Highways and Roadways Must Last Longer
Let’s face it, streets and roads must last longer. This is especially true now in the current economy, but frankly, a durable, long-lasting pavement is a better value to taxpayers than one that has to be resurfaced or repaired every few years.
Concrete has been used to build some of the longest-lasting streets and roadways in the world. No other paving material, no matter how commonly used, has been able to achieve the same performance as concrete.
Across the United States, there are concrete roadways that were designed to last 20 years, but have instead lasted 30, 40, 50 years or longer. Many of these pavements are carrying significantly more traffic, including larger trucks carrying heavier loads, than originally planned, but because of concrete’s strength, are still carrying traffic years after they were expected to be repaired or replaced.
No matter where you live, you have probably experienced the frequent replacement of roads made from materials inferior in quality to concrete.

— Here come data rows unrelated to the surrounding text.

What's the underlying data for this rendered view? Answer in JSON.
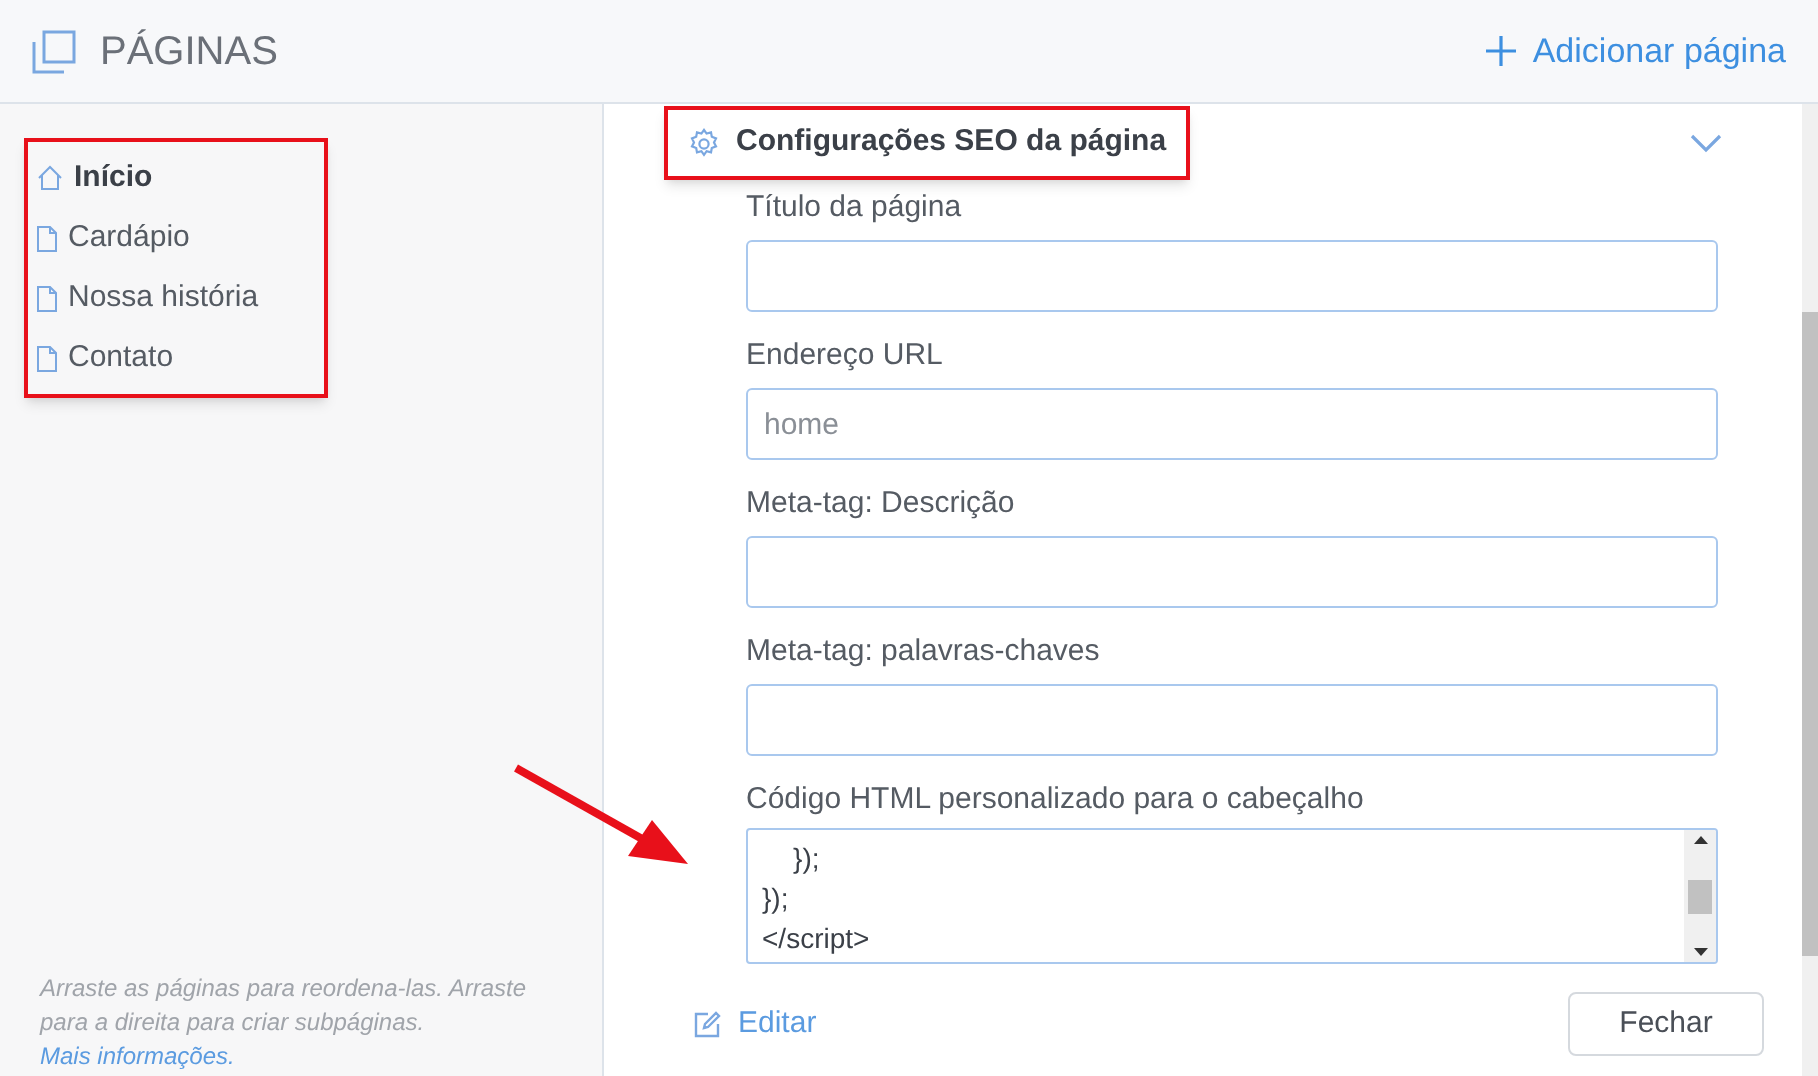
{
  "header": {
    "title": "PÁGINAS",
    "add_button": "Adicionar página"
  },
  "pages": {
    "highlighted": true,
    "items": [
      {
        "label": "Início",
        "kind": "home",
        "selected": true
      },
      {
        "label": "Cardápio",
        "kind": "page",
        "selected": false
      },
      {
        "label": "Nossa história",
        "kind": "page",
        "selected": false
      },
      {
        "label": "Contato",
        "kind": "page",
        "selected": false
      }
    ]
  },
  "help": {
    "text": "Arraste as páginas para reordena-las. Arraste para a direita para criar subpáginas.",
    "link": "Mais informações."
  },
  "seo": {
    "title": "Configurações SEO da página",
    "highlighted": true,
    "expanded": true,
    "fields": [
      {
        "label": "Título da página"
      },
      {
        "label": "Endereço URL",
        "value": "home"
      },
      {
        "label": "Meta-tag: Descrição"
      },
      {
        "label": "Meta-tag: palavras-chaves"
      }
    ],
    "code": {
      "label": "Código HTML personalizado para o cabeçalho",
      "lines": [
        "    });",
        "});",
        "</script>"
      ]
    }
  },
  "annotation_arrow": true,
  "footer": {
    "edit": "Editar",
    "close": "Fechar"
  }
}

These pavements were probably a little cheaper to build up front, but in the long run they are robbing us all with their high maintenance costs, as well as lost time from frequent delays for maintenance, resurfacing and replacement.
A very simple combination of water, sand, stone, and a a small amount of cement create strong, long-lasting concrete pavements. Concrete’s basic ingredients have not changed much in 100 years, but new technology is enhancing its features. For example, embedded fibers and special chemical additives—created by some of the brightest minds in the industry—make concrete even tougher and able to stand up to today’s heavy traffic and heavier loads.
For performance reasons, concrete pavements are the right choice beneath your tires.